Colette returns to the kitchen to lead the rat clan in the cooking under Remy’s direction, while Linguini waits tables in a bid to salvage what remains of his relationship with Colette and the restaurant. Skinner and a health inspector try to meddle, but the clever rats tie them up and lock them away in the pantry, removing one more obstacle on the path to success. A turning point arrives when Remy reveals to Colette a recipe card for ratatouille, and Colette begins to prepare the dish in the traditional, stew-like way. But Remy has a more refined vision: he recreates the delicate confit byaldi, a variation of ratatouille that layers thinly sliced vegetables on a plate, evoking in Ego the fond memories of his own mother’s cooking. Impressed and moved, Ego seeks out the chef, and when he is finally introduced to Remy, Ego is stunned to learn that the culinary genius behind the dish is not a human but a rat. The published review follows, praising the meal and suggesting that Ego has come to understand Gusteau’s motto in a deeply personal way without exposing the secret behind the chef.

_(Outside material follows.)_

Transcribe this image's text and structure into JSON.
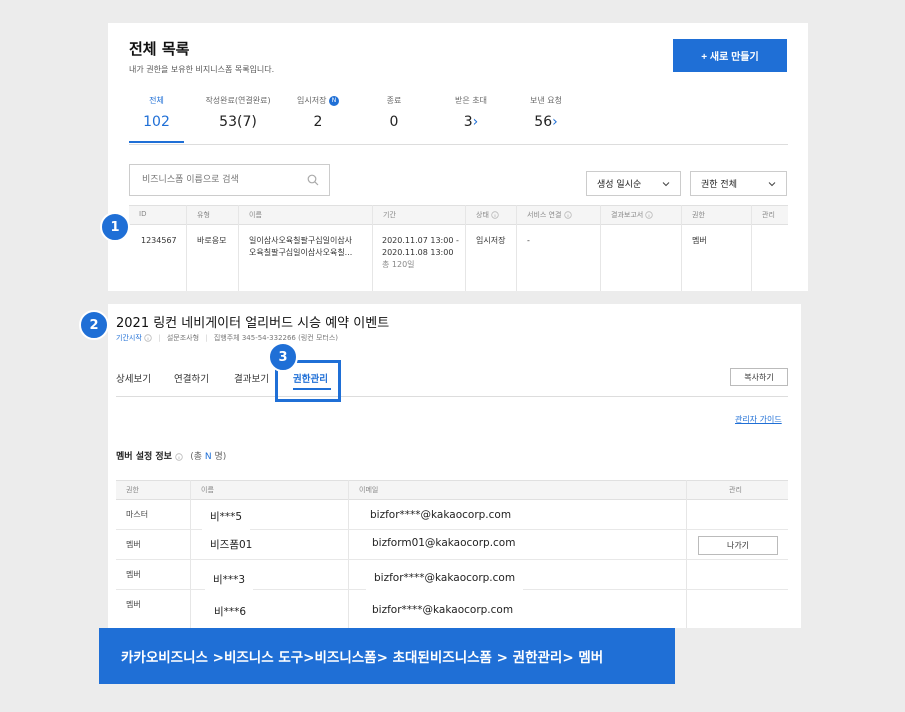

In the aftermath, Skinner and the health inspector are released, but the damage to Gusteau’s is real: the restaurant is shut down, ego and reputation are bruised, and Ego’s career is derailed for a time. Yet a new partnership emerges from the chaos: Remy, Linguini, and Colette open a bistro called La Ratatouille, a venture that allows both human and rat to share in the kitchen’s artistry. Anton Ego becomes a patron and investor, drawn not just by the cuisine but by the idea that art and memory can be shared across divides. The rat colony finds a new home in the attic above the bistro, a place where their culinary dreams feel finally within reach and where the boundaries between species begin to blur in the most delicious way possible.
Anyone can cook.
This reimagined, richly warm narrative keeps faith with the original beats while expanding the emotional texture and the relationships that drive the story forward, celebrating creativity, loyalty, and the surprising legitimacy of a rat who refuses to accept the limits others have placed on him.